Por que a Psicologia é reconhecida como ciência? A Psicologia utiliza conhecimentos do senso comum?
Para responder tal questão, temos de citar o fundador do positivismo, Comte. O filósofo desenvolveu a ideia de ciência e definiu os critérios para que um conhecimento seja tomado por científico, durante a Modernidade. Todos os conhecimentos que tinham respaldo em crenças humanas eram alvo da crítica de Comte. Assim, o único tipo de conhecimento tido como verdadeiro era o conhecimento científico – o qual não considerava o conhecimento do senso comum verdadeiro por não ser classificado como científico. O conhecimento produzido em laboratório era considerado científico por essa corrente de pensamento. Assim, o fenômeno da natureza observado pelo pesquisador deveria ser reproduzido em laboratório para que o conhecimento construído acerca deste pudesse ser verificado e, posteriormente, considerado verdadeiro.

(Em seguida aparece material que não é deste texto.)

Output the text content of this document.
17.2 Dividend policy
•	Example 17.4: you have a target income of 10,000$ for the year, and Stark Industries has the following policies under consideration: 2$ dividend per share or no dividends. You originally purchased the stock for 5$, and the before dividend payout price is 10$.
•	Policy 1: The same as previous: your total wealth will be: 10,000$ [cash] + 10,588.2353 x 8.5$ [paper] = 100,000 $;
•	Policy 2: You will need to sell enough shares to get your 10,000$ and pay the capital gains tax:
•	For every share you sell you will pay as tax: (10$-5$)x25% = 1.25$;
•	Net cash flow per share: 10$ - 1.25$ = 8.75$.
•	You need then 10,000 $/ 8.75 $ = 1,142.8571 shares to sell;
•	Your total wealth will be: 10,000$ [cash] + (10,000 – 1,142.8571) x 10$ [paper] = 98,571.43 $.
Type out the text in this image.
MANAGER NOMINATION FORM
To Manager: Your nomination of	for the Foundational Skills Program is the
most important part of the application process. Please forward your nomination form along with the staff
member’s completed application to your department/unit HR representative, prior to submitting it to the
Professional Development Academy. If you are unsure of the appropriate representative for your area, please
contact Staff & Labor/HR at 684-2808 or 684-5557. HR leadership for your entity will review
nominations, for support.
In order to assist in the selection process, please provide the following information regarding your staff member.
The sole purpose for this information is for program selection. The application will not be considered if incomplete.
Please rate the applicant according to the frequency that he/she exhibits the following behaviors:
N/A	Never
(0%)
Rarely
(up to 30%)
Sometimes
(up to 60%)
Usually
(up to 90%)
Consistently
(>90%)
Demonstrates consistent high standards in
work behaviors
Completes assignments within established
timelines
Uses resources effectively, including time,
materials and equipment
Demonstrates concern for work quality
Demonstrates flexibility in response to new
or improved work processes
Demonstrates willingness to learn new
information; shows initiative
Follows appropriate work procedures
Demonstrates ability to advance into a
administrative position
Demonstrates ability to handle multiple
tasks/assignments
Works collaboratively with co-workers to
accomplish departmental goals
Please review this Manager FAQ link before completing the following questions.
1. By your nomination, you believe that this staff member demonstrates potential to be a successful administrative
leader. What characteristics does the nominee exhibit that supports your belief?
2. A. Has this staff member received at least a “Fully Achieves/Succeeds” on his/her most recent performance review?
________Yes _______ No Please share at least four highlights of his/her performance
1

Ademais, a psicologia buscou na teoria positivista respaldo para afirmar sua cientificidade. Wundt foi o fundador do primeiro laboratório de Psicologia em 1879. Assim, a Psicologia tornou-se ciência, pois fazia experiências que respeitavam os critérios comtianos. O experimento de Wundt com o metrônomo, tendo como método científico a introspecção analítica, mostrou a possibilidade de se descrever as impressões psicológicas relacionadas aos estímulos externos. Assim, ficou demonstrado por ele que as sensações cotidianas poderiam ser recriadas em laboratório seguindo os critérios da ciência positivista.
A Psicologia, enquanto definida como ciência que tem por objeto o estudo do homem considerando seus aspectos psicológicos, sociais, biológicos e seus variados modos de expressão, usufrui do conhecimento do senso comum para analisar pensamentos, reações, sonhos, linguagem e comportamento. Não obstante, o psiquismo humano, além de se formar de modo individual, relaciona-se fortemente ao meio no qual o sujeito está inserido.
O positivismo foi uma corrente teórica que criticava todos os conhecimentos baseados em crenças humana?
Concordo com a visão positivista quando utilizada no campo da Física, da Química, da Matemática, da Geometria, ou seja, das Ciências Exatas, de modo geral. Todavia, acredito ser pouco possível que haja o critério de neutralidade quando questões são colocadas, por exemplo, no campo da Historiografia – onde muitas hipóteses são formuladas e pouquíssimas podem ser verificadas dentro dos padrões positivistas. Deste modo, o positivismo propõe uma noção de ciência e critérios da mesma que não podem ser válidos para algumas disciplinas, como por exemplo, na História.